Según investigaciones fiables, el punto de saturación de una campaña (técnicamente llamado clutter) se alcanza cuando el espectador ha visto ocho veces el spot, a partir de lo cual todo gasto añadido para captar el interés del consumidor es un desperdicio. Ya lo dijo hace cien años John Wanamaker: "La mitad del dinero que invierto en publicidad está malgastado. El problema es que no sé cuál de las dos mitades". Las marcas practican el autoengaño por no complicarse la vida en examinar la eficacia de sus presupuestos de marketing y seguir creyendo en la inagotable receptividad de la gente.
Con la crisis es aún peor. Algunas cadenas se han lanzado a cargar su parrilla de publi ofreciendo precios más bajos, sin percatarse de que el empacho de mensajes es tan malo para sus audiencias como letal para los anunciantes. Medios y publicidad navegan en el mismo barco, aunque por distintos motivos: para los que trabajamos en publicidad un medio es un soporte, mientras que para los periodistas es su razón de ser. Si rompemos este equilibrio puede que el medio llegue a su fin.

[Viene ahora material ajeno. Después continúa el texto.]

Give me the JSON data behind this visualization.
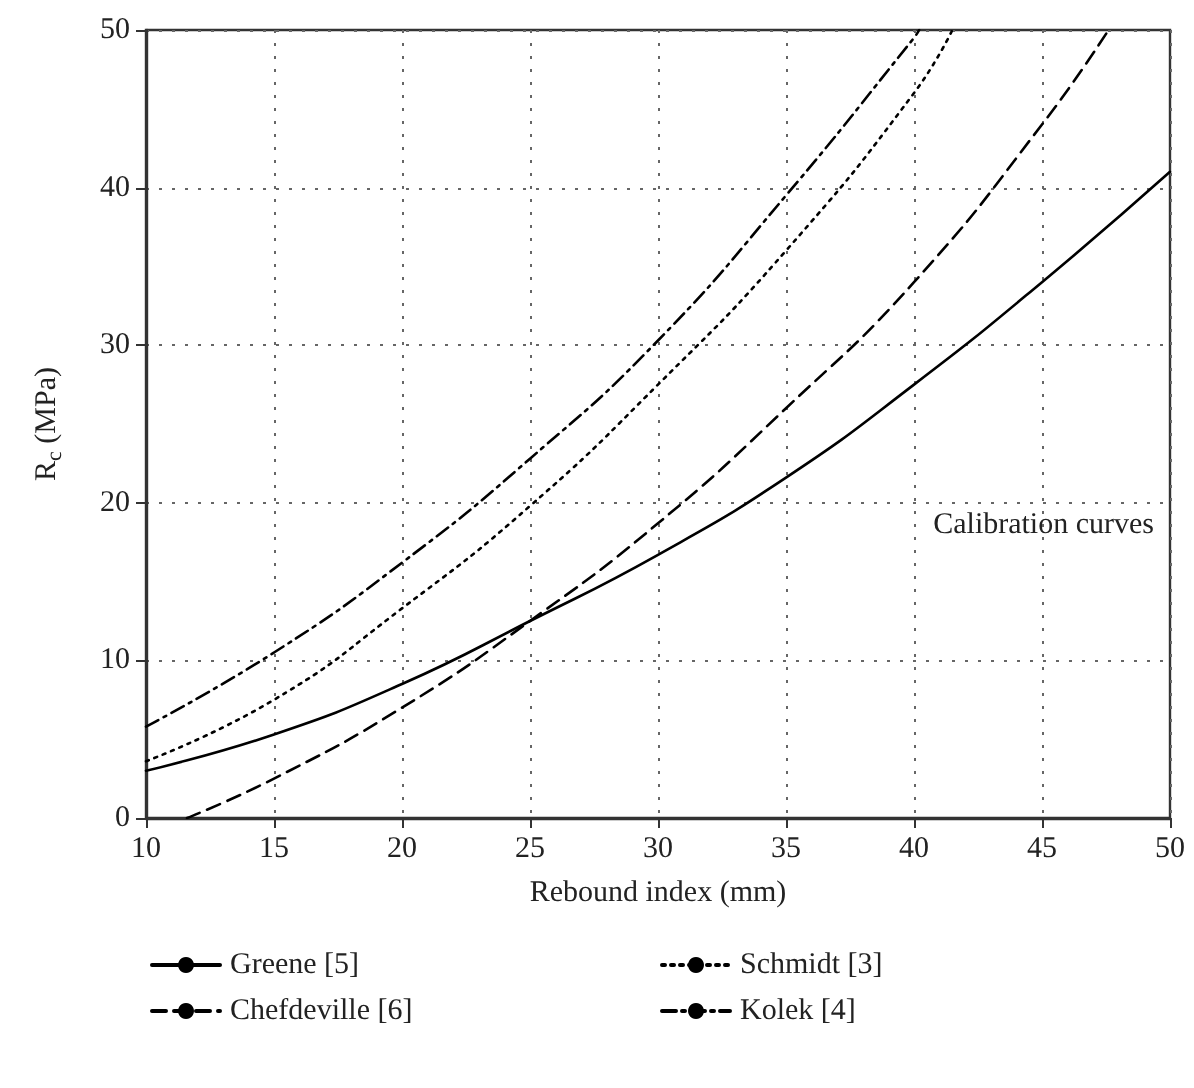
{
  "chart_data": {
    "type": "line",
    "xlabel": "Rebound index (mm)",
    "ylabel": "R$_{c}$ (MPa)",
    "annotations": [
      "Calibration curves"
    ],
    "xlim": [
      10,
      50
    ],
    "xticks": [
      10,
      15,
      20,
      25,
      30,
      35,
      40,
      45,
      50
    ],
    "ylim": [
      0,
      50
    ],
    "yticks": [
      0,
      10,
      20,
      30,
      40,
      50
    ],
    "grid": true,
    "legend": "bottom",
    "marker": "none",
    "series": [
      {
        "name": "Greene [5]",
        "color": "#000000",
        "line_style": "solid",
        "x": [
          10,
          15,
          20,
          25,
          30,
          35,
          40,
          45,
          50
        ],
        "values": [
          3,
          5.3,
          8.5,
          12.5,
          16.7,
          21.6,
          27.5,
          34,
          41
        ]
      },
      {
        "name": "Chefdeville [6]",
        "color": "#000000",
        "line_style": "dashed",
        "x": [
          11.6,
          15,
          20,
          25,
          30,
          35,
          40,
          45,
          47.6
        ],
        "values": [
          0,
          2.5,
          7,
          12.5,
          18.7,
          26,
          34,
          44,
          50
        ]
      },
      {
        "name": "Schmidt [3]",
        "color": "#000000",
        "line_style": "dotted",
        "x": [
          10,
          15,
          20,
          25,
          30,
          35,
          40,
          41.5
        ],
        "values": [
          3.6,
          7.5,
          13.3,
          19.8,
          27.5,
          36,
          46,
          50
        ]
      },
      {
        "name": "Kolek [4]",
        "color": "#000000",
        "line_style": "dashdot",
        "x": [
          10,
          15,
          20,
          25,
          30,
          35,
          40,
          40.2
        ],
        "values": [
          5.8,
          10.5,
          16.2,
          22.8,
          30.3,
          39.5,
          49.5,
          50
        ]
      }
    ]
  }
}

Los mensajes de teletienda son un peligro para los canales generalistas, al saturar a los espectadores y traicionar el alma informativa del medio. La desesperación de Intereconomía (que se muere por facha y pésima gestión) le ha llevado este verano a emitir más de doce horas diarias de telecompra, convenciéndonos de lo odioso que llega a ser un buen producto mal anunciado, como una manguera de riego ultraflexible, un dispositivo para sordos no tan sordos, un cortador de frutas y verduras o una colección de canciones de amor. Añadir a su lenguaje alambicado la proliferación de su presencia solo puede entenderse como sutil ejercicio de tortura.
Liberaría a España del calvario de la saturación publicitaria derogando la Ley General Audiovisual, una de las más crueles secuelas de Zapatero y causante de este desmán. Y a Bárcenas y la Cospedal les pondría como penitencia por sus bajezas la obligación de ver ocho horas diarias de teletienda. Que sufran.